España es el país de la Unión Europea que tiene un porcentaje más alto del PIB procedente del sector agrícola. Además, hay que considerar que el peso económico de la agricultura va más allá de lo generado por su propia actividad, ya que tiene una influencia clave en otras actividades, como las industrias de transformación de alimentos y las industrias de producción.
Así, vemos que es una actividad integrada dentro del sistema agroalimentario, que supone un 10,6 % del PIB nacional y genera un 14,2 % del empleo del país. Estos datos, reflejados en un estudio publicado por PwC, llevan a considerar la agricultura como un sector estratégico para España, que aporta gran valor económico, social, territorial y medioambiental.
Las megatendencias globales que transformarán (y ya están transformando) el mundo suponen grandes oportunidades para el sector agrícola. El cambio demográfico permite prever un escenario en el que la demanda de alimentos crecerá hasta un 70 % en los próximos 30 años, pero donde el relevo generacional de los agricultores no está asegurado.
El cambio climático, la escasez de recursos, el acelerado proceso de urbanización y el cambio en los poderes económicos mundiales suponen los mayores retos para un sector que, como se ha demostrado a raíz de la reciente pandemia, resulta esencial.
En este horizonte que dibuja 2050 para el sector agrícola, la forma de producir será la clave. Si bien España ya cuenta con ventajas endémicas, como son las horas de luz solar, el clima, o la diversidad de paisajes que permite una producción agrícola surtida, el grado de innovación que sea capaz de integrar en sus procesos determinará el éxito futuro.
Un sistema que sepa aumentar su producción con recursos menguantes, basado en la sostenibilidad y las palancas tecnológicas, que atraiga empleo joven y cualificado a la vez que asegura la continuidad del medio rural, es la meta de la transformación agrícola en nuestro país, lo que Luis Planas, ministro de Agricultura, Pesca y Alimentación, ha denominado «agricultura inteligente».
Según aseguró el ministro, el Gobierno apuesta por la transformación digital como herramienta necesaria para la reorientación del sector.

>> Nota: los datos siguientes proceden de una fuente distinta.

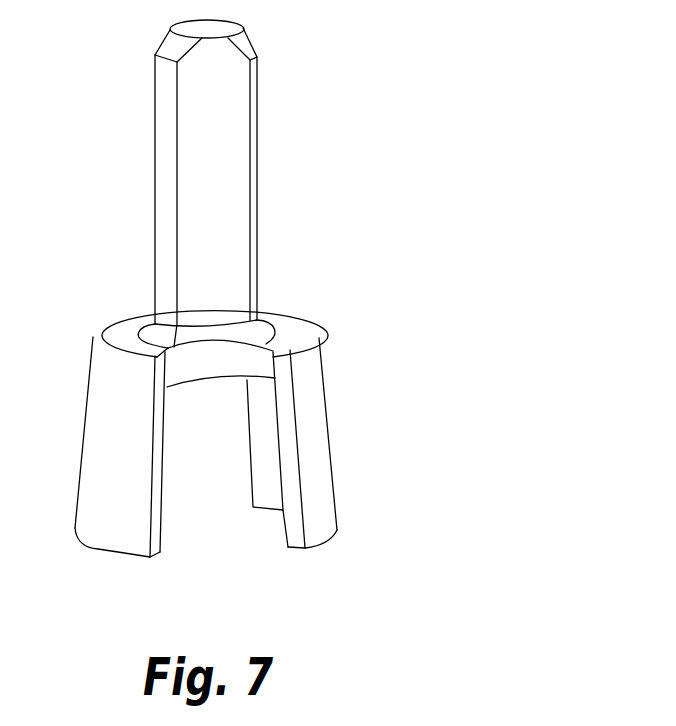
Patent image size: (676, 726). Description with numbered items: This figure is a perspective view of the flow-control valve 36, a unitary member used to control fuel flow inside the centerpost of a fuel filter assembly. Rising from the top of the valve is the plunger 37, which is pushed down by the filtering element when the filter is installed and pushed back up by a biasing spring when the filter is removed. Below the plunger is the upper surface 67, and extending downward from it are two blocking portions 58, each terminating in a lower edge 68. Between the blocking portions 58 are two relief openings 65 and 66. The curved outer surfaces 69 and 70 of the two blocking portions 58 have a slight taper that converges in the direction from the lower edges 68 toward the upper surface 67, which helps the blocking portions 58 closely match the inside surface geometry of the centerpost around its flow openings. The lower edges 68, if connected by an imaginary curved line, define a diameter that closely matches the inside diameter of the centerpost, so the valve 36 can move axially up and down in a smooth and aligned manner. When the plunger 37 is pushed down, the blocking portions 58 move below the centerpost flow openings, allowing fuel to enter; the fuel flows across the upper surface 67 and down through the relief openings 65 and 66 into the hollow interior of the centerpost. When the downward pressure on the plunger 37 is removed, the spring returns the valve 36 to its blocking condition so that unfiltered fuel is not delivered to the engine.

The flow-control valve 36 is at (212, 322).
The plunger 37 is at (221, 98).
The blocking portions 58 is at (212, 480).
The relief opening 65 is at (249, 341).
The relief opening 66 is at (142, 292).
The upper surface 67 is at (234, 315).
The lower edges 68 is at (87, 545).
The curved outer surface 69 is at (322, 525).
The curved outer surface 70 is at (128, 508).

Este esfuerzo transformador, que busca mantener al sistema agroalimentario español en una posición de vanguardia y liderazgo mundial, se realiza a través de tres vías principales: la Estrategia de Digitalización del Sector Agroalimentario y Forestal y del Medio Rural, el plan de recuperación de la Unión Europea y la Política Agraria Común (PAC).
Los objetivos de desarrollo sostenible han dibujado un horizonte para el que todos los sectores y agentes económicos y sociales deben aunar esfuerzos. El sector agrícola ha visto la necesidad de transformación como una oportunidad de reinventarse. Haciendo uso de la tecnificación y digitalización como palancas clave, el nuevo sector agrícola asume los retos de un mercado global desde una perspectiva más empresarial, donde la optimización de recursos y protección de los ecosistemas es primordial y los protagonistas han dejado de ser agricultores para convertirse en directores de agronegocios.